In recent years there has been a resurgent interest in WWII aircraft, particularly fighters.  To experience the freedom of flying a powerful single-seat WWII fighter in the 21st Century, you either have to own it or be invited to fly it.  Those that are invited are generally high-hour airline or ex-military pilots with previous experience in flying Warbirds aircraft.  Consider then, what it would feel like to fly a P-40 Kittyhawk fighter at just 19 years of age and with only 115 hours solo time.  On 3 August 1944, Bryan did just that.  Months later, he was flying 2200 horsepower F4U Corsair fighters on operations over the Japanese stronghold of Rabaul, New Britain – all before his 20th birthday.

These experiences are recorded in Bryan’s first book, Too Young To Die, which is recognised as one of the best autobiographies ever written by a Pacific fighter pilot.  Bryan’s second book, Pacific Scrapbook 1943-1947, provides further details of his time in the RNZAF and is supported by hundreds of photographs, letters, newspaper extracts, documents, diagrams and maps.

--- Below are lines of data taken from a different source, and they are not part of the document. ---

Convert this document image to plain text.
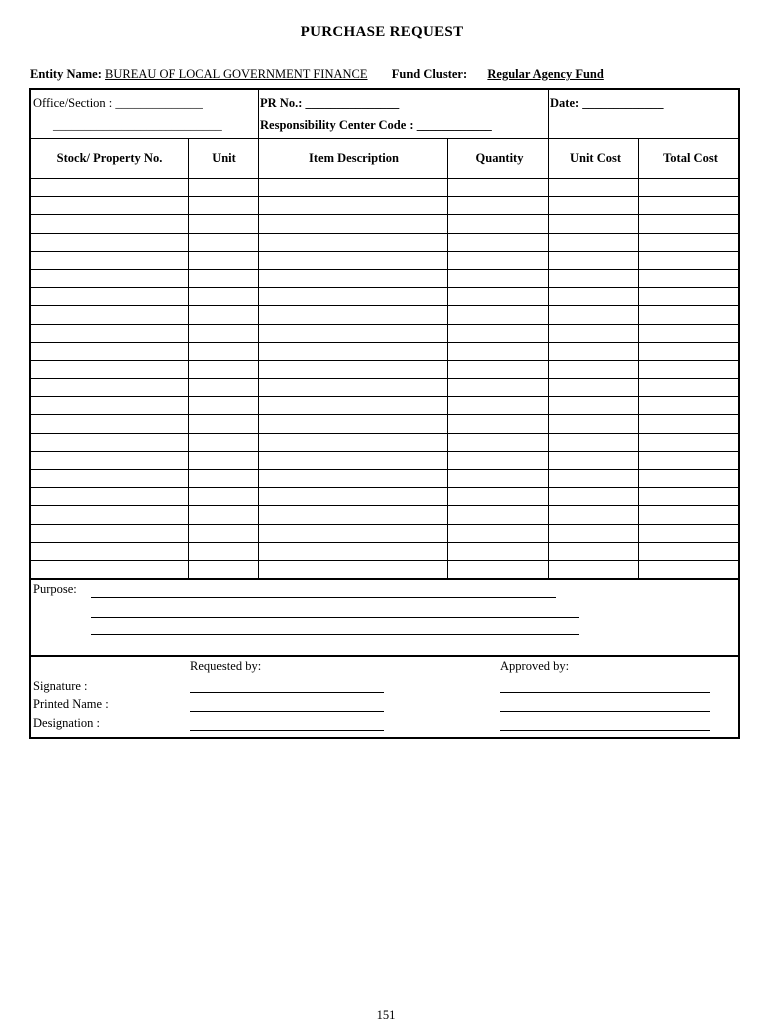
PURCHASE REQUEST
Entity Name: BUREAU OF LOCAL GOVERNMENT FINANCE Fund Cluster: Regular Agency Fund
Office/Section : ______________
___________________________
PR No.: _______________
Responsibility Center Code : ____________
Date: _____________
Stock/ Property No.	Unit	Item Description	Quantity	Unit Cost	Total Cost
Purpose:
Requested by:	Approved by:
Signature :
Printed Name :
Designation :
151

Cats Have Only Nine Lives not only gives a fascinating insight into Bryan’s experiences as a fighter pilot in the RNZAF, but picks up where the other books left off, as it covers his many and varied experiences in civilian flying.  The stories Bryan tells are sometimes hilarious, sometimes tragic.  Although he lost many friends during the war, he made many more with his continued involvement in civilian aviation – firstly as an air traffic controller and then as an instructor. Cats Have Only Nine Lives is a fascinating collection of stories, anecdotes, and facts that are both entertaining and educational.  Given that most of Bryan’s flying was from Auckland’s Ardmore Aerodrome, the book also records much of that airfield’s history too.

Although many might argue that ‘luck’ was on Bryan’s side on more than one occasion, there is little doubt that he was a skilful pilot.  Consider, for example, the first time Bryan flew a glider.  Without any prior dual instruction in gliders, he piloted a Libelle sailplane from Ardmore after taking a tow behind a Piper Pawnee aircraft – a skill most ‘power’ pilots would take hours to successfully achieve.  But then, perhaps that’s not surprising given Bryan routinely landed single-engined powered aircraft with the motor stopped just for fun.

Bryan has given much to this country and continues to do so.  If a friend or relative are in need, Bryan is always there for them.  As editor of the New Zealand Fighter Pilots Association’s journal, he has done much to record a part of New Zealand’s history that would have been lost without him.  And now he has given us a unique insight into his life’s experiences in aviation through the publication of this book.   I’m sure anyone who has an interest in aviation will enjoy it as much as I have.